L'ambasciatore Luca Sabbatucci ha evidenziato l'importante crescita del settore spaziale italiano e ricordato il successo del Consiglio Ministeriale dell'Agenzia Spaziale Europea svoltosi a Brema la settimana precedente sotto presidenza italiana che - ha sottolineato - "sarà ricordato per il contributo più consistente nella storia dell'ESA, oltre 22 miliardi.

L'Italia ha confermato il suo posizionamento tra i tre principali contributori, investendo in modo coerente in tutti i programmi volti a confermare e consolidare il ruolo del nostro Paese nei settori più strategici dell'attività spaziale.

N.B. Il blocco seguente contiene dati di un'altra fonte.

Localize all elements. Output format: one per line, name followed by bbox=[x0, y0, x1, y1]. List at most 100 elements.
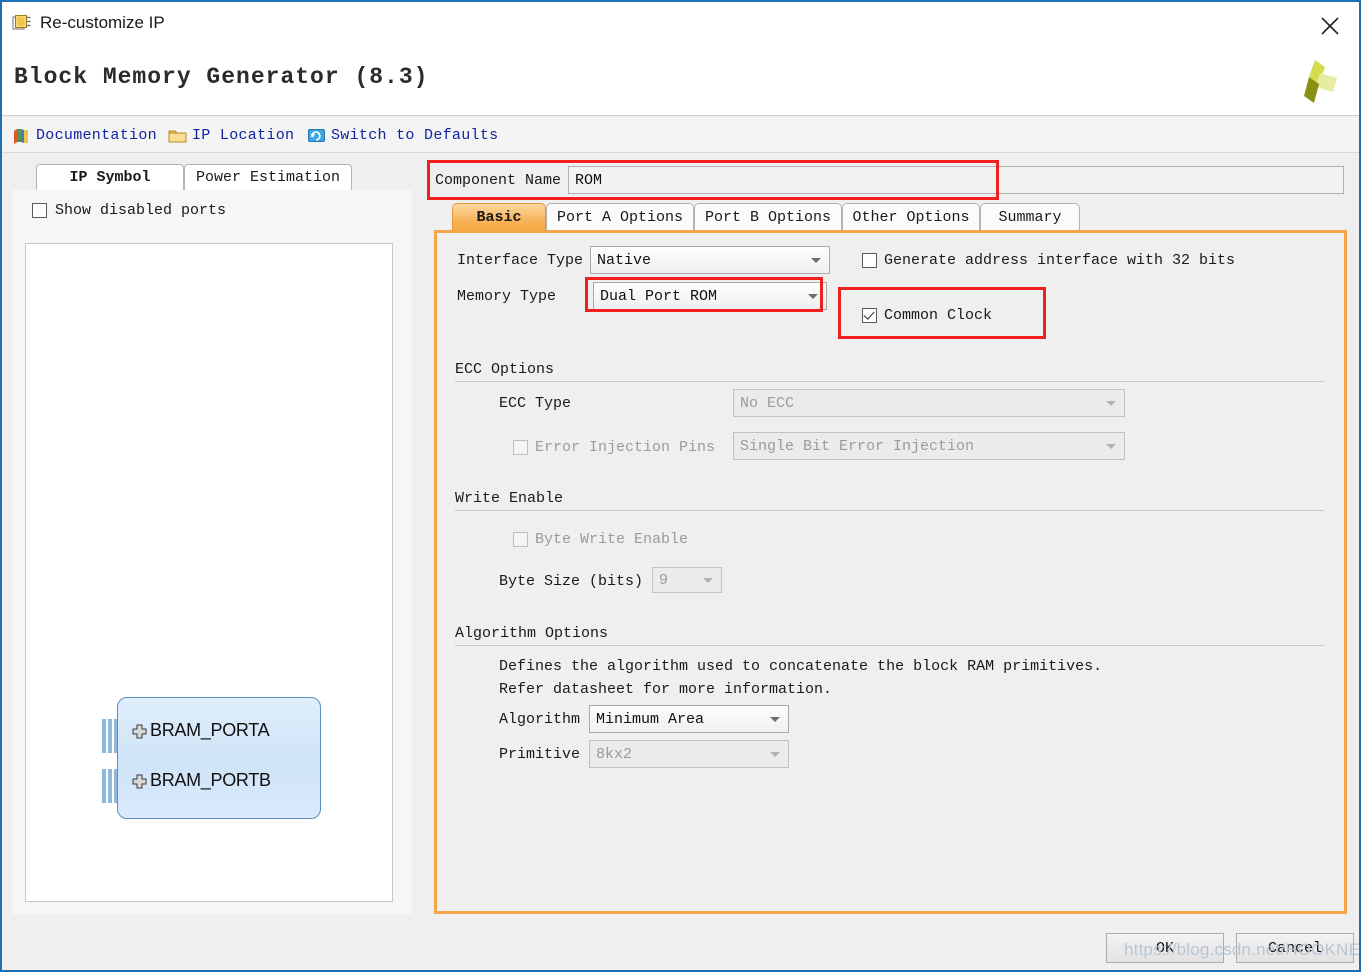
tab-label: Port B Options bbox=[704, 208, 832, 226]
byte-size-combo: 9 bbox=[652, 567, 722, 593]
byte-size-value: 9 bbox=[659, 571, 669, 589]
tab-other-options[interactable]: Other Options bbox=[842, 203, 980, 230]
tab-summary[interactable]: Summary bbox=[980, 203, 1080, 230]
ecc-options-divider bbox=[455, 381, 1324, 382]
port-connector-b bbox=[102, 769, 118, 803]
toolbar-label: Switch to Defaults bbox=[331, 126, 499, 144]
interface-type-label: Interface Type bbox=[457, 252, 584, 269]
tab-label: Port A Options bbox=[556, 208, 684, 226]
algorithm-options-title: Algorithm Options bbox=[455, 625, 615, 642]
show-disabled-ports-checkbox[interactable] bbox=[32, 203, 47, 218]
common-clock-checkbox[interactable] bbox=[862, 308, 877, 323]
primitive-value: 8kx2 bbox=[596, 745, 633, 763]
write-enable-title: Write Enable bbox=[455, 490, 570, 507]
title-bar: Re-customize IP bbox=[2, 2, 1359, 46]
cancel-button[interactable]: Cancel bbox=[1236, 933, 1354, 963]
primitive-combo: 8kx2 bbox=[589, 740, 789, 768]
port-connector-a bbox=[102, 719, 118, 753]
ecc-type-value: No ECC bbox=[740, 394, 795, 412]
folder-icon bbox=[168, 126, 187, 145]
left-panel-body: Show disabled ports BRAM_PORTA BRAM_PORT… bbox=[12, 190, 412, 914]
interface-type-combo[interactable]: Native bbox=[590, 246, 830, 274]
component-name-row: Component Name bbox=[432, 165, 1344, 195]
ok-button-label: OK bbox=[1155, 939, 1174, 957]
byte-write-enable-row: Byte Write Enable bbox=[513, 531, 688, 548]
memory-type-value: Dual Port ROM bbox=[600, 287, 718, 305]
chevron-down-icon bbox=[770, 752, 780, 757]
books-icon bbox=[12, 126, 31, 145]
re-customize-ip-window: Re-customize IP Block Memory Generator (… bbox=[0, 0, 1361, 972]
tab-label: Summary bbox=[998, 208, 1062, 226]
toolbar: Documentation IP Location Switch to Defa… bbox=[2, 117, 1359, 153]
main-tab-strip: Basic Port A Options Port B Options Othe… bbox=[434, 203, 1347, 231]
error-injection-pins-checkbox bbox=[513, 440, 528, 455]
tab-label: Other Options bbox=[852, 208, 970, 226]
basic-tab-panel: Interface Type Native Memory Type Dual P… bbox=[434, 230, 1347, 914]
common-clock-label: Common Clock bbox=[884, 307, 993, 324]
show-disabled-ports-row[interactable]: Show disabled ports bbox=[32, 202, 226, 219]
plus-box-icon[interactable] bbox=[132, 773, 147, 789]
error-injection-pins-row: Error Injection Pins bbox=[513, 439, 715, 456]
chevron-down-icon bbox=[1106, 444, 1116, 449]
plus-box-icon[interactable] bbox=[132, 723, 147, 739]
tab-power-estimation[interactable]: Power Estimation bbox=[184, 164, 352, 190]
toolbar-item-switch-to-defaults[interactable]: Switch to Defaults bbox=[307, 124, 498, 146]
symbol-port-label: BRAM_PORTA bbox=[150, 720, 270, 740]
algorithm-label: Algorithm bbox=[499, 711, 581, 728]
xilinx-logo bbox=[1289, 56, 1341, 108]
byte-write-enable-checkbox bbox=[513, 532, 528, 547]
symbol-port-row-b[interactable]: BRAM_PORTB bbox=[132, 770, 271, 791]
toolbar-item-ip-location[interactable]: IP Location bbox=[168, 124, 294, 146]
refresh-icon bbox=[307, 126, 326, 145]
chevron-down-icon bbox=[811, 258, 821, 263]
component-name-label: Component Name bbox=[435, 171, 562, 189]
chevron-down-icon bbox=[703, 578, 713, 583]
generate-address-interface-checkbox[interactable] bbox=[862, 253, 877, 268]
tab-ip-symbol[interactable]: IP Symbol bbox=[36, 164, 184, 190]
tab-port-a-options[interactable]: Port A Options bbox=[546, 203, 694, 230]
algorithm-options-divider bbox=[455, 645, 1324, 646]
page-title: Block Memory Generator (8.3) bbox=[14, 64, 429, 90]
ok-button[interactable]: OK bbox=[1106, 933, 1224, 963]
generate-address-interface-row[interactable]: Generate address interface with 32 bits bbox=[862, 252, 1235, 269]
tab-label: Power Estimation bbox=[195, 169, 341, 186]
interface-type-value: Native bbox=[597, 251, 652, 269]
tab-label: Basic bbox=[476, 208, 522, 226]
symbol-port-label: BRAM_PORTB bbox=[150, 770, 271, 790]
left-tab-strip: IP Symbol Power Estimation bbox=[12, 162, 412, 191]
ip-symbol-canvas: BRAM_PORTA BRAM_PORTB bbox=[25, 243, 393, 902]
ecc-type-label: ECC Type bbox=[499, 395, 572, 412]
close-button[interactable] bbox=[1307, 6, 1353, 42]
component-name-input[interactable] bbox=[568, 166, 1344, 194]
tab-label: IP Symbol bbox=[69, 169, 151, 186]
toolbar-item-documentation[interactable]: Documentation bbox=[12, 124, 157, 146]
memory-type-label: Memory Type bbox=[457, 288, 557, 305]
chevron-down-icon bbox=[808, 294, 818, 299]
algorithm-value: Minimum Area bbox=[596, 710, 705, 728]
show-disabled-ports-label: Show disabled ports bbox=[55, 202, 227, 219]
algorithm-combo[interactable]: Minimum Area bbox=[589, 705, 789, 733]
error-injection-type-value: Single Bit Error Injection bbox=[740, 437, 975, 455]
chevron-down-icon bbox=[1106, 401, 1116, 406]
ecc-options-title: ECC Options bbox=[455, 361, 561, 378]
error-injection-pins-label: Error Injection Pins bbox=[535, 439, 716, 456]
bram-symbol-block: BRAM_PORTA BRAM_PORTB bbox=[117, 697, 321, 819]
symbol-port-row-a[interactable]: BRAM_PORTA bbox=[132, 720, 270, 741]
window-title: Re-customize IP bbox=[40, 13, 165, 32]
error-injection-type-combo: Single Bit Error Injection bbox=[733, 432, 1125, 460]
byte-size-label: Byte Size (bits) bbox=[499, 573, 644, 590]
chevron-down-icon bbox=[770, 717, 780, 722]
tab-basic[interactable]: Basic bbox=[452, 203, 546, 230]
tab-port-b-options[interactable]: Port B Options bbox=[694, 203, 842, 230]
generate-address-interface-label: Generate address interface with 32 bits bbox=[884, 252, 1236, 269]
ip-block-icon bbox=[12, 13, 33, 34]
toolbar-label: IP Location bbox=[192, 126, 295, 144]
algorithm-description-line-2: Refer datasheet for more information. bbox=[499, 681, 833, 698]
memory-type-combo[interactable]: Dual Port ROM bbox=[593, 282, 827, 310]
write-enable-divider bbox=[455, 510, 1324, 511]
header-bar: Block Memory Generator (8.3) bbox=[2, 46, 1359, 116]
common-clock-row[interactable]: Common Clock bbox=[862, 307, 992, 324]
toolbar-label: Documentation bbox=[36, 126, 157, 144]
ecc-type-combo: No ECC bbox=[733, 389, 1125, 417]
byte-write-enable-label: Byte Write Enable bbox=[535, 531, 689, 548]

Tra questi, l'osservazione della Terra è sicuramente una delle nostre priorità principali". Nel suo intervento, Simonetta Cheli (ESA) ha sottolineato il ruolo decisivo delle osservazioni satellitari per monitorare l'ambiente e affrontare le sfide climatiche. All'evento hanno partecipato numerose personalità del mondo diplomatico, scientifico, accademico, industriale e studenti della Sorbona e delle scuole italiane di Parigi. E' stato presentato inoltre il progetto multimediale "Lungo la corrente", di Lorenzo Colantoni che racconta il viaggio dalle Azzorre alle Svalbard per documentare gli effetti del cambiamento climatico tramite foto e immagini satellitari, e che sarà esposto presso la sede dell'Ocse e a seguire in Sorbona fino a fine gennaio.